En fait, l’avocate interroge son client sur le premier des dix chefs d’accusation au centre de son procès devant la juridiction d’exception. Notamment le détournement présumé de la somme de 300 millions d’euros, soit environ 196,8 millions de francs. Dans ce grief, il est particulièrement reproché à M. Mebe Ngo’o d’avoir signé, le 13 janvier 2011, un mémorandum d’entente avec la société d’Etat chinoise Poly Technologies Inc, puis trois mois plus tard, le 7 avril, un contrat commercial d’une durée de 10 ans avec la même entreprise en vue de l’acquisition du matériel militaire destiné à l’armée camerounaise. Le parquet considère cette somme perdue par le Trésor public du fait de la supposée violation du Code des marchés publics par l’ex-Mindef qui plus est, selon le parquet, aurait agi sans «l’autorisation écrite du chef de l’Etat».

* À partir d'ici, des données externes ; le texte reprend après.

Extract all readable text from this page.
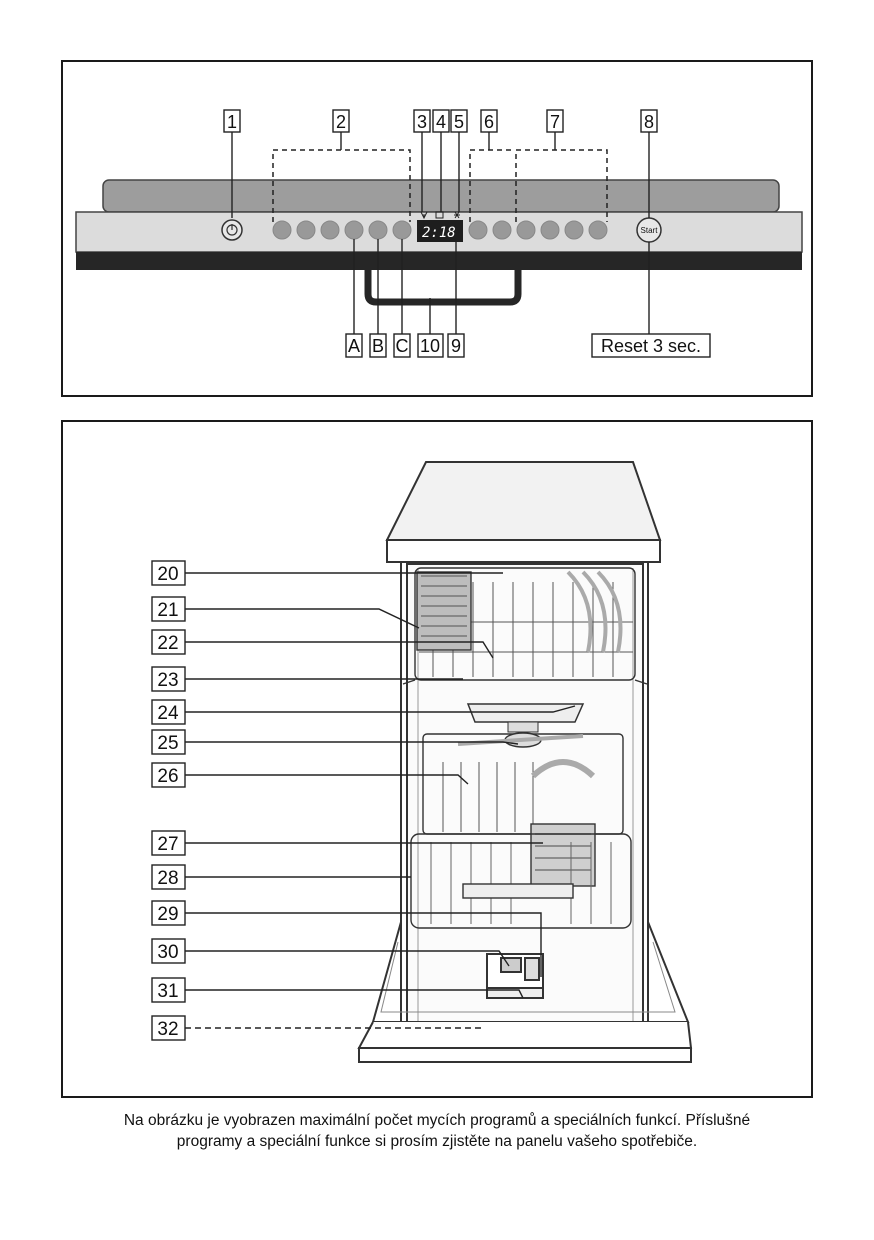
2:18	Start
1	2	3 4 5 6	7	8
A B C 10 9	Reset 3 sec.
20
21
22
23
24
25
26
27
28
29
30
31
32
Na obrázku je vyobrazen maximální počet mycích programů a speciálních funkcí. Příslušné
programy a speciální funkce si prosím zjistěte na panelu vašeho spotřebiče.
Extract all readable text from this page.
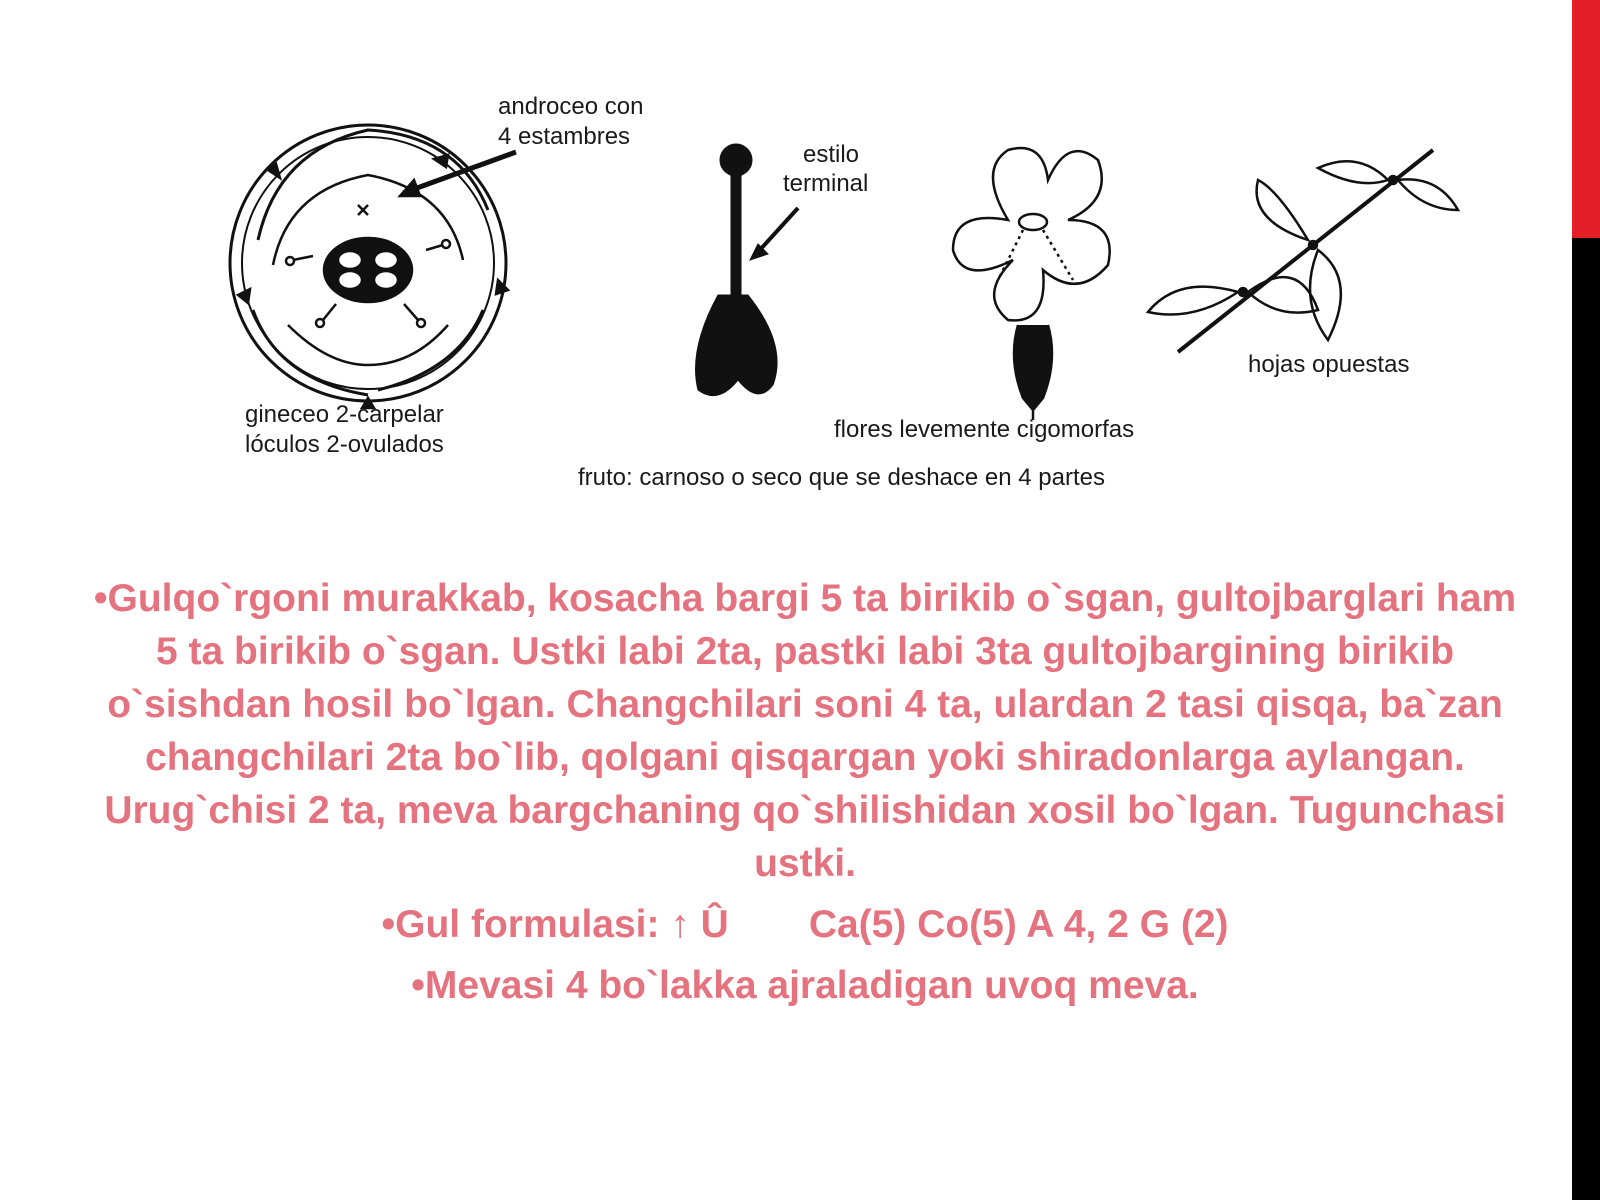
androceo con
4 estambres
estilo
terminal
gineceo 2-carpelar
lóculos 2-ovulados
flores levemente cigomorfas
hojas opuestas
fruto: carnoso o seco que se deshace en 4 partes

•Gulqo`rgoni murakkab, kosacha bargi 5 ta birikib o`sgan, gultojbarglari ham 5 ta birikib o`sgan. Ustki labi 2ta, pastki labi 3ta gultojbargining birikib o`sishdan hosil bo`lgan. Changchilari soni 4 ta, ulardan 2 tasi qisqa, ba`zan changchilari 2ta bo`lib, qolgani qisqargan yoki shiradonlarga aylangan. Urug`chisi 2 ta, meva bargchaning qo`shilishidan xosil bo`lgan. Tugunchasi ustki.

•Gul formulasi: ↑ Û Ca(5) Co(5) A 4, 2 G (2)

•Mevasi 4 bo`lakka ajraladigan uvoq meva.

Pour se justifier, M. Mebe Ngo’o raconte qu’en matinée du 13 janvier 2011, Paul Biya avait reçu en audience au Palais de l’Unité une délégation chinoise constituée de trois importantes personnalités : le vice-Premier ministre (PM) chargée des affaires du «Conseil d’Etat», du vice-président d’Eximbank (la banque chinoise spécialisée dans le commerce extérieur) et le président du conseil d’administration de Poly Technologies Inc., spécialisée dans la vente du matériel militaire. «A 17h ce jour-là, le président de la République m’a téléphoné pour m’instruire de présider de manière incessante une réunion regroupant tout l’ensemble du haut commandement militaire qui comprend le chef d’état-major des armées, les chefs d’Etat-major centraux (terre, air, marine, sapeur-pompier), le secrétaire d’Etat à la Défense en charge de la gendarmerie nationale, plus un représentant de l’Etat major-particulier du chef de l’Etat et tous mes proches collaborateurs.»
Laurent Esso
La réunion alléguée s’est tenue le même jour en soirée ; les hôtes du chef de l’Etat y ont également pris part. «J’ai omis de mentionner que dans l’appel téléphonique, le président de la République m’a annoncé que la Chine a dégagé en faveur du Cameroun une ligne de crédit de 300 millions d’euros pour le renforcement de la capacité opérationnelle des forces de défense et de sécurité. Il m’a instruit que le seul point à l’ordre du jour : la signature d’un mémorandum d’entente», précise l’ex-Mindef en brandissant une copie du mémorandum qu’il a cosigné avec le vice-président d’Eximbank.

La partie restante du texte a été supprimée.